何が大変かを一言で言ってしまうと、発明をするエンジニアと、特許事務所の
間に発生するすべての仕事が知財部員の仕事となってしまう点、
そして何をもって評価とするかが、発展途上の知財部の場合、
存在意義が見えにくく、あまり評価されにくいという点があります。
特許出願件数を増やせば実績になるかというとそういう訳でもないし、
せめて出願件数くらい増やそうとしても自分たちだけで
件数を増やせるわけではありません。
開発の人と話を通して、案件を引っ張ってこないといけないのですが、
新規案件の宝庫となるような環境というのは、製品開発で多忙で
手一杯という状況と重なるため、後回しにしてくれないかな、となります。
ある程度協力を得られてたとしても、多くの作業は知財部員側で
手配をしないといけない状況も少なくありません。
技術と製品について深い理解がないとエンジニアと会話もできません。
予算については経営マターなので当初は協力的なことが多いですが、
しょせんコストです。
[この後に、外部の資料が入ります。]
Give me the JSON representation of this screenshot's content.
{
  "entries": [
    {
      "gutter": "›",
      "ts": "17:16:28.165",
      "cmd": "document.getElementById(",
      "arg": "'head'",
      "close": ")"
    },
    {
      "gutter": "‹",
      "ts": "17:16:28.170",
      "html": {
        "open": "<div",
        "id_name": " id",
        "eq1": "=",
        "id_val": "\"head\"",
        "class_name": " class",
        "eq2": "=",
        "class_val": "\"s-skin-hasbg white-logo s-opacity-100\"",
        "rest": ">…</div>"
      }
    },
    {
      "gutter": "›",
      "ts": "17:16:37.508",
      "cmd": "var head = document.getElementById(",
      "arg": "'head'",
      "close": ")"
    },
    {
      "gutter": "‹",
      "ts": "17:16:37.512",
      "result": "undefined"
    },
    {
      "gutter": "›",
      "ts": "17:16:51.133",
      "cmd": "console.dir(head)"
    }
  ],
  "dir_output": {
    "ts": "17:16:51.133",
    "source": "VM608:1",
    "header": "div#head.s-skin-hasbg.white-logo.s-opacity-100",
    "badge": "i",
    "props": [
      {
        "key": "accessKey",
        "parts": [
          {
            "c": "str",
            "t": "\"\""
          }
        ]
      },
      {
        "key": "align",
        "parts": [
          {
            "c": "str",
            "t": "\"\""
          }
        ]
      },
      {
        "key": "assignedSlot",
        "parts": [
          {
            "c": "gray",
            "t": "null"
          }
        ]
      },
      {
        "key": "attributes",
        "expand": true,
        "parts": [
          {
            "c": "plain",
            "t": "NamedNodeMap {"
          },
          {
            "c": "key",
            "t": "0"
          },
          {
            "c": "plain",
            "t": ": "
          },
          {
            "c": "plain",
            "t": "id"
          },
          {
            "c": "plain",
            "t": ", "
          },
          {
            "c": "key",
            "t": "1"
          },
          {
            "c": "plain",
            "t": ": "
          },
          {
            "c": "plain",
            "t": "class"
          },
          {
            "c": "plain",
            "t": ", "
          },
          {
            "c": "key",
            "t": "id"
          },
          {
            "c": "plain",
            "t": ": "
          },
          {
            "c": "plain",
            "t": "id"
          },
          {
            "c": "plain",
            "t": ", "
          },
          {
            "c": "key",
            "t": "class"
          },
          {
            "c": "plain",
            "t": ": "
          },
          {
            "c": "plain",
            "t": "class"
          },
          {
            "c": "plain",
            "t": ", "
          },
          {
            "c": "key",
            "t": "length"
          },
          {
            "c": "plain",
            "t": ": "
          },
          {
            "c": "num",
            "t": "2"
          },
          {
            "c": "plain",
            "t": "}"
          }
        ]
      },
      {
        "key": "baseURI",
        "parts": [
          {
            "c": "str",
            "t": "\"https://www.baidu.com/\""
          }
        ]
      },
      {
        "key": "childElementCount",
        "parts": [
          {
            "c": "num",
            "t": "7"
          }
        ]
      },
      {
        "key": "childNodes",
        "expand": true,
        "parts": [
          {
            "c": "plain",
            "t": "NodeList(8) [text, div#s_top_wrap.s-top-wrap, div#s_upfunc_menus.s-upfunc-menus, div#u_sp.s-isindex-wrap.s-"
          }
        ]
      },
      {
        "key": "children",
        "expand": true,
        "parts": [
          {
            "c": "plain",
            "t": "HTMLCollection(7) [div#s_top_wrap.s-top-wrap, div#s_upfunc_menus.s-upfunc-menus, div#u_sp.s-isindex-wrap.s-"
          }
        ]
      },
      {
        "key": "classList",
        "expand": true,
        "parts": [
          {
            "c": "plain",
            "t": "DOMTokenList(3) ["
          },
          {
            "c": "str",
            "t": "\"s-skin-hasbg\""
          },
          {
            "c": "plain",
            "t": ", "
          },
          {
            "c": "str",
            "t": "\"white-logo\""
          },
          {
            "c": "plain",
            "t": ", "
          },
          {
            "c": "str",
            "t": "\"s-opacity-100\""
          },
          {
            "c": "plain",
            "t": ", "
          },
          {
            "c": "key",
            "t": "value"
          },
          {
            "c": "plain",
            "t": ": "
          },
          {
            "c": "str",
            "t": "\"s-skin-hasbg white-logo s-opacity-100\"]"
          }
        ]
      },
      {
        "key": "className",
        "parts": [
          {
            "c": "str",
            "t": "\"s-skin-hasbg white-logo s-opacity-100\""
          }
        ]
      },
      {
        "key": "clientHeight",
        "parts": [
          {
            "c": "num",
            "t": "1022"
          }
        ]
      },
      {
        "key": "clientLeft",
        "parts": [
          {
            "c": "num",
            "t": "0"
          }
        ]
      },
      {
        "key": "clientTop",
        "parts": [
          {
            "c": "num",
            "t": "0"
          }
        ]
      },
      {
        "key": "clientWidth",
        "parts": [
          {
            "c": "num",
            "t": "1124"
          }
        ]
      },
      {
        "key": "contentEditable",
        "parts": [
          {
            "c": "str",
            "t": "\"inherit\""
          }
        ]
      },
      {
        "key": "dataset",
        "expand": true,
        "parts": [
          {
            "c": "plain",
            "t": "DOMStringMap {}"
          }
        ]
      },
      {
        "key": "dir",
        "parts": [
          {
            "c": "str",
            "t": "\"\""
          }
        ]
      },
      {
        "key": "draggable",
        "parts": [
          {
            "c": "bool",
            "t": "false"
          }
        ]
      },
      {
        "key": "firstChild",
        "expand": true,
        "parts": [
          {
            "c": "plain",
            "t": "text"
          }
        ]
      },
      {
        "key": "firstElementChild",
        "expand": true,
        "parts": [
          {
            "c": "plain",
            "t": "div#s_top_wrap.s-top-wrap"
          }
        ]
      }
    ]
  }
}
利益も短期的には産みません。
場合によってはお荷物扱いされてしまうこともあるでしょう。
知財部門がそれなりにうまく回っているとすれば、先人の苦労の末に
そうなったと考えるべきで、知財部門の立ち上げとなると本当に大変です。
後は任せたから、と言われて、何かを徒手空拳で勧めようとして、
浅い仕事をやった上であれは何だという扱いになった人も少なくないでしょう。
基本的にその会社の組織というものに理解があって成立する仕事です。
自分はそういうのを経験して今に至っているので、今ならある程度は務まるかも、
という気持ちもある反面、ある程度案件化してから問い合わせがくる
今の状況の方が楽でよいなという気持ちもあります。
まあ楽化大変かというのは知財部によって振れ幅も大きいですが、
大変なことも多いよということは知っておいたほうが良いかなあと思います。